Transformer l’organisation scolaire par le biais des données
Catégorie
Réussite des élèves ayant des défis particuliers
Année
Ordre d’enseignement concerné
Projet en un coup d’œil
Depuis 2023, l’École de formation hébraïque a implanté à l’échelle de l’établissement le modèle de la Réponse à l’intervention (RÀI) en littératie. Ce modèle par paliers repose sur des dépistages universels en lecture, administrés trois fois par année à tous les élèves du préscolaire et du primaire, afin de repérer rapidement les besoins et d’ajuster l’intensité des interventions. Les données recueillies (décodage, fluidité, précision) sont analysées en équipe-école au moyen de feuilles de calcul personnalisées, par élève, par groupe et par cohorte. Elles guident les interventions différenciées qui se font en classe, l’organisation des sous-groupes en classe et à l’extérieur de la classe pour le soutien additionnel, la planification des ressources humaines et la formation continue du personnel enseignant.

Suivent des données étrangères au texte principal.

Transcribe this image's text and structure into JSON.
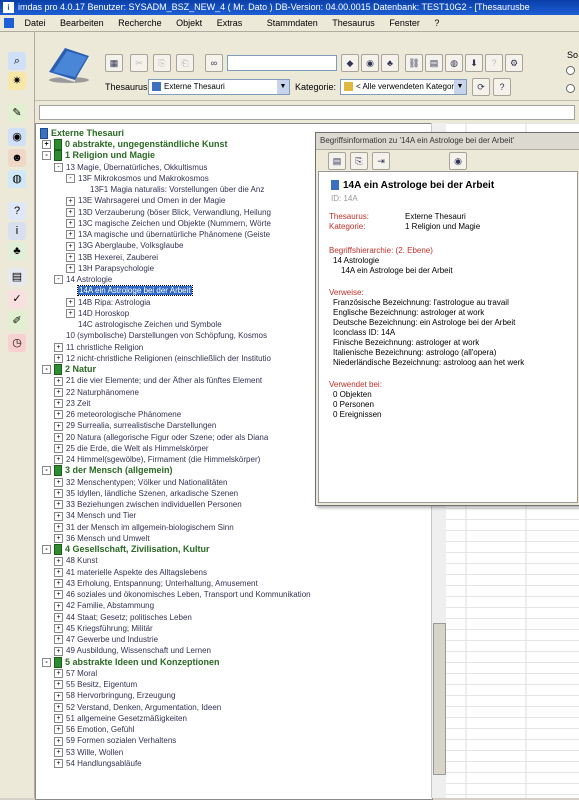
{
  "window": {
    "title": "imdas pro 4.0.17  Benutzer: SYSADM_BSZ_NEW_4 ( Mr. Dato )   DB-Version: 04.00.0015   Datenbank: TEST10G2 - [Thesaurusbe"
  },
  "menu": [
    "Datei",
    "Bearbeiten",
    "Recherche",
    "Objekt",
    "Extras",
    "Stammdaten",
    "Thesaurus",
    "Fenster",
    "?"
  ],
  "toolbar": {
    "thesaurus_label": "Thesaurus:",
    "thesaurus_value": "Externe Thesauri",
    "kategorie_label": "Kategorie:",
    "kategorie_value": "< Alle verwendeten Kategorien >",
    "right_label": "So"
  },
  "tree": {
    "root": "Externe Thesauri",
    "rows": [
      {
        "label": "0 abstrakte, ungegenständliche Kunst",
        "bold": true
      },
      {
        "label": "1 Religion und Magie",
        "bold": true
      },
      {
        "label": "13 Magie, Übernatürliches, Okkultismus",
        "bold": false
      },
      {
        "label": "13F Mikrokosmos und Makrokosmos",
        "bold": false
      },
      {
        "label": "13F1 Magia naturalis: Vorstellungen über die Anz",
        "bold": false
      },
      {
        "label": "13E Wahrsagerei und Omen in der Magie",
        "bold": false
      },
      {
        "label": "13D Verzauberung (böser Blick, Verwandlung, Heilung",
        "bold": false
      },
      {
        "label": "13C magische Zeichen und Objekte (Nummern, Wörte",
        "bold": false
      },
      {
        "label": "13A magische und übernatürliche Phänomene (Geiste",
        "bold": false
      },
      {
        "label": "13G Aberglaube, Volksglaube",
        "bold": false
      },
      {
        "label": "13B Hexerei, Zauberei",
        "bold": false
      },
      {
        "label": "13H Parapsychologie",
        "bold": false
      },
      {
        "label": "14 Astrologie",
        "bold": false
      },
      {
        "label": "14A ein Astrologe bei der Arbeit",
        "bold": false,
        "selected": true
      },
      {
        "label": "14B Ripa: Astrologia",
        "bold": false
      },
      {
        "label": "14D Horoskop",
        "bold": false
      },
      {
        "label": "14C astrologische Zeichen und Symbole",
        "bold": false
      },
      {
        "label": "10 (symbolische) Darstellungen von Schöpfung, Kosmos",
        "bold": false
      },
      {
        "label": "11 christliche Religion",
        "bold": false
      },
      {
        "label": "12 nicht-christliche Religionen (einschließlich der Institutio",
        "bold": false
      },
      {
        "label": "2 Natur",
        "bold": true
      },
      {
        "label": "21 die vier Elemente; und der Äther als fünftes Element",
        "bold": false
      },
      {
        "label": "22 Naturphänomene",
        "bold": false
      },
      {
        "label": "23 Zeit",
        "bold": false
      },
      {
        "label": "26 meteorologische Phänomene",
        "bold": false
      },
      {
        "label": "29 Surrealia, surrealistische Darstellungen",
        "bold": false
      },
      {
        "label": "20 Natura (allegorische Figur oder Szene; oder als Diana",
        "bold": false
      },
      {
        "label": "25 die Erde, die Welt als Himmelskörper",
        "bold": false
      },
      {
        "label": "24 Himmel(sgewölbe), Firmament (die Himmelskörper)",
        "bold": false
      },
      {
        "label": "3 der Mensch (allgemein)",
        "bold": true
      },
      {
        "label": "32 Menschentypen; Völker und Nationalitäten",
        "bold": false
      },
      {
        "label": "35 Idyllen, ländliche Szenen, arkadische Szenen",
        "bold": false
      },
      {
        "label": "33 Beziehungen zwischen individuellen Personen",
        "bold": false
      },
      {
        "label": "34 Mensch und Tier",
        "bold": false
      },
      {
        "label": "31 der Mensch im allgemein-biologischem Sinn",
        "bold": false
      },
      {
        "label": "36 Mensch und Umwelt",
        "bold": false
      },
      {
        "label": "4 Gesellschaft, Zivilisation, Kultur",
        "bold": true
      },
      {
        "label": "48 Kunst",
        "bold": false
      },
      {
        "label": "41 materielle Aspekte des Alltagslebens",
        "bold": false
      },
      {
        "label": "43 Erholung, Entspannung; Unterhaltung, Amusement",
        "bold": false
      },
      {
        "label": "46 soziales und ökonomisches Leben, Transport und Kommunikation",
        "bold": false
      },
      {
        "label": "42 Familie, Abstammung",
        "bold": false
      },
      {
        "label": "44 Staat; Gesetz; politisches Leben",
        "bold": false
      },
      {
        "label": "45 Kriegsführung; Militär",
        "bold": false
      },
      {
        "label": "47 Gewerbe und Industrie",
        "bold": false
      },
      {
        "label": "49 Ausbildung, Wissenschaft und Lernen",
        "bold": false
      },
      {
        "label": "5 abstrakte Ideen und Konzeptionen",
        "bold": true
      },
      {
        "label": "57 Moral",
        "bold": false
      },
      {
        "label": "55 Besitz, Eigentum",
        "bold": false
      },
      {
        "label": "58 Hervorbringung, Erzeugung",
        "bold": false
      },
      {
        "label": "52 Verstand, Denken, Argumentation, Ideen",
        "bold": false
      },
      {
        "label": "51 allgemeine Gesetzmäßigkeiten",
        "bold": false
      },
      {
        "label": "56 Emotion, Gefühl",
        "bold": false
      },
      {
        "label": "59 Formen sozialen Verhaltens",
        "bold": false
      },
      {
        "label": "53 Wille, Wollen",
        "bold": false
      },
      {
        "label": "54 Handlungsabläufe",
        "bold": false
      }
    ]
  },
  "popup": {
    "title": "Begriffsinformation zu '14A ein Astrologe bei der Arbeit'",
    "heading": "14A ein Astrologe bei der Arbeit",
    "id_text": "ID: 14A",
    "thesaurus_label": "Thesaurus:",
    "thesaurus_value": "Externe Thesauri",
    "kategorie_label": "Kategorie:",
    "kategorie_value": "1 Religion und Magie",
    "hier_label": "Begriffshierarchie: (2. Ebene)",
    "hier_1": "14 Astrologie",
    "hier_2": "14A ein Astrologe bei der Arbeit",
    "verweise_label": "Verweise:",
    "verweise": [
      "Französische Bezeichnung: l'astrologue au travail",
      "Englische Bezeichnung: astrologer at work",
      "Deutsche Bezeichnung: ein Astrologe bei der Arbeit",
      "Iconclass ID: 14A",
      "Finische Bezeichnung: astrologer at work",
      "Italienische Bezeichnung: astrologo (all'opera)",
      "Niederländische Bezeichnung: astroloog aan het werk"
    ],
    "verwendet_label": "Verwendet bei:",
    "verwendet": [
      "0 Objekten",
      "0 Personen",
      "0 Ereignissen"
    ]
  },
  "colors": {
    "title_bar": "#1d5fd6",
    "tree_bold": "#2a6a24",
    "selection": "#3169c6",
    "info_label": "#c0302a"
  }
}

Cette approche systémique ancre une véritable culture de la donnée au service de la réussite des élèves, l’utilisation des données probantes et des programmes pédagogiques basés sur la recherche tant au sein de la classe pour un enseignement de qualité, qu’en intervention supplémentaire qui parfois se donne à l’extérieur de la classe. L’idée de ce projet repose sur un plan triennal pour être en mesure d’observer les impacts et de mesurer la validité, la fidélité et l’efficacité des interventions.
Changement souhaité
Notre école a mis en place ce projet pour répondre à une hausse des difficultés en lecture, marquée par de grands écarts entre les niveaux des élèves et un suivi encore peu structuré des progrès en classe par les enseignants. Les pratiques et les interventions reposaient rarement sur des méthodes d’enseignement validées par la recherche, et leur importance n’était pas pleinement reconnue par le personnel enseignant. De nombreux élèves nécessitaient un soutien additionnel, les enseignants se déchargeaient souvent sur l’orthopédagogue et ne voulaient pas assumer la responsabilité de la mise en place d'un soutien pour les élèves ayant des difficultés en lecture au sein même de leur classe. Le projet vise donc à instaurer une démarche préventive et d’intervention précoce pour l’apprentissage de la lecture, à structurer le suivi de progrès des élèves. Il sert également à réduire les écarts de difficultés grâce à des pratiques fondées sur les données et la recherche. Il redonne aux enseignants le pouvoir d’agir sur les apprentissages de leurs élèves et les outille pour qu’ils contribuent activement à leur réussite, directement au sein de leur classe dans un premier temps.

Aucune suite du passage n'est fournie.